For business liabilities, if you are a shareholder of the corporation, you won’t be liable for debts and obligations of the corporation. You are only responsible for your own debts and claimants. And vice versa. 

Forming a C corporation is more complicated compared to other business entities such as LLC or general partnership. First, you must have a company name that follows the state regulations. Next, you appoint a registered agent and prepare all required documents and information. Then you can file the certificate of incorporation to the state of Delaware, division of corporations. 

After you successfully obtain the certificate, you must consider other post-incorporation procedures such as bank account opening, bylaws adoption, Employer identification Number application. 

What is an S corporation, or S corp?

When you hear about S corporations, you must think about a general corporation like a C corp, but don’t misunderstand the concepts. 

An S corporation is a status you can elect for your Delaware company. You can have an S corp form an existing Limited Liability Company (LLC) or a C corporation. If you form an S corporation from a C corporation, the structure and taxation of the business entity will be different.

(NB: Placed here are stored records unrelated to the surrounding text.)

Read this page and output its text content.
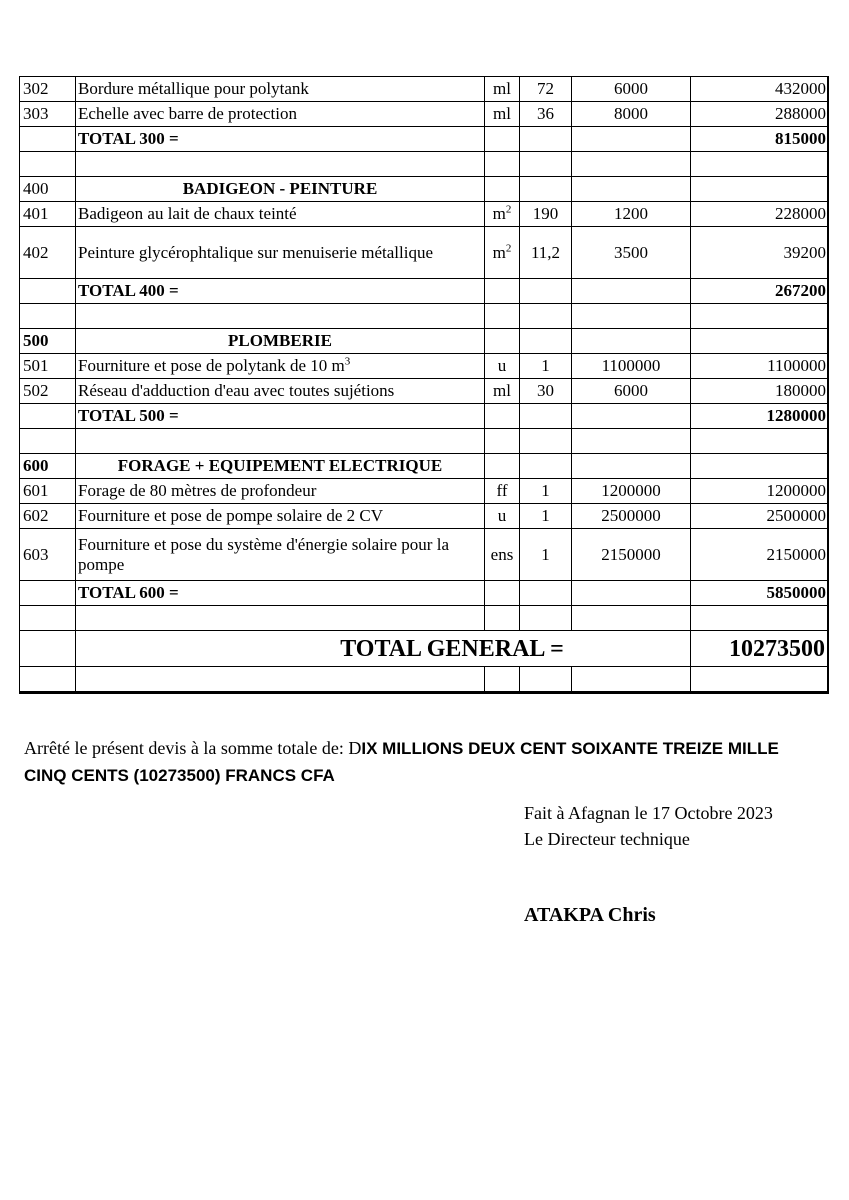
302	Bordure métallique pour polytank	ml	72	6000	432000
303	Echelle avec barre de protection	ml	36	8000	288000
	TOTAL 300 =				815000

400	BADIGEON - PEINTURE				
401	Badigeon au lait de chaux teinté	$m^2$	190	1200	228000
402	Peinture glycérophtalique sur menuiserie métallique	$m^2$	11,2	3500	39200
	TOTAL 400 =				267200

500	PLOMBERIE				
501	Fourniture et pose de polytank de 10 $m^3$	u	1	1100000	1100000
502	Réseau d'adduction d'eau avec toutes sujétions	ml	30	6000	180000
	TOTAL 500 =				1280000

600	FORAGE + EQUIPEMENT ELECTRIQUE				
601	Forage de 80 mètres de profondeur	ff	1	1200000	1200000
602	Fourniture et pose de pompe solaire de 2 CV	u	1	2500000	2500000
603	Fourniture et pose du système d'énergie solaire pour la pompe	ens	1	2150000	2150000
	TOTAL 600 =				5850000

	TOTAL GENERAL =				10273500

Arrêté le présent devis à la somme totale de: DIX MILLIONS DEUX CENT SOIXANTE TREIZE MILLE CINQ CENTS (10273500) FRANCS CFA
Fait à Afagnan le 17 Octobre 2023
Le Directeur technique
ATAKPA Chris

Like a C corp, shareholders will be the owners of the company and the ownership can be flexible due to the owned share flexibility. Moreover, it has a separate entity from the shareholders. Additionally, the shareholders won’t be responsible for the liabilities of the company such as debts and legal obligations. 

However, an S corp is only limited to 100 shareholders and 1 class of stock. So it can’t fit for a larger business.

In addition, an S corporation has pass-through tax status. This means that it is taxed the same way as an LLC. To be specific, all profits and losses of the corporation will be counted as the personal income of the shareholders. Thus, the income tax will be your personal income tax. 

In some cases, the personal income tax may be greater than the federal income tax rate. For instance, if the income is over US$ 600,000, the personal income tax rate is 37% at the federal level.

How to decide between a C corp and S corp?

An S corp and C corp have different tax treatments and structure. Nonetheless, the features are mostly in common. 

An S corp is more flexible in terms of taxation and formation but its structure is limited. Therefore, choosing either of them will depend on how you want your company to be taxed and structured. 

To make the decision, you must determine the following factors:

  • Are you planning to get the corporate acquisition in the long term?

A C corp will be more efficient when it comes to the acquisition. It will be easier to get funded thanks to the flexibility of stock types and number of shareholders. 

  • Do you mind the double taxation procedure?

If double taxation is an insignificant matter to you. A C-corp is no more a disadvantage to you. 

  • Do you mind doing extra paperwork?

As mentioned earlier, you are required to apply for an S corp status from a C corp if you want to have an S corporation. So you must apply the S corp via the Internal Revenue Service (IRS) to elect the S corp status to your corporation. 

  • Does your corporation make significant income?

An S corp will be taxed as personal income tax. So you may pay higher taxes if your company makes a huge amount of income. 

To sum up, you will pick a C corp or an S corp depending on your business needs. If you prefer an entity with larger structure, ownership and stock class flexibility, tax advantages for huge revenue income, a C corp is a perfect fit. Otherwise, an S corp is a more appropriate option.


If you decide to start a Delaware company formation, a C corp and an S corp are great ideals. Corporations are the second-common choice of incorporation in Delaware thanks to a great range of benefits. Do concern carefully about your business needs before deciding to opt for a C corp or S corp.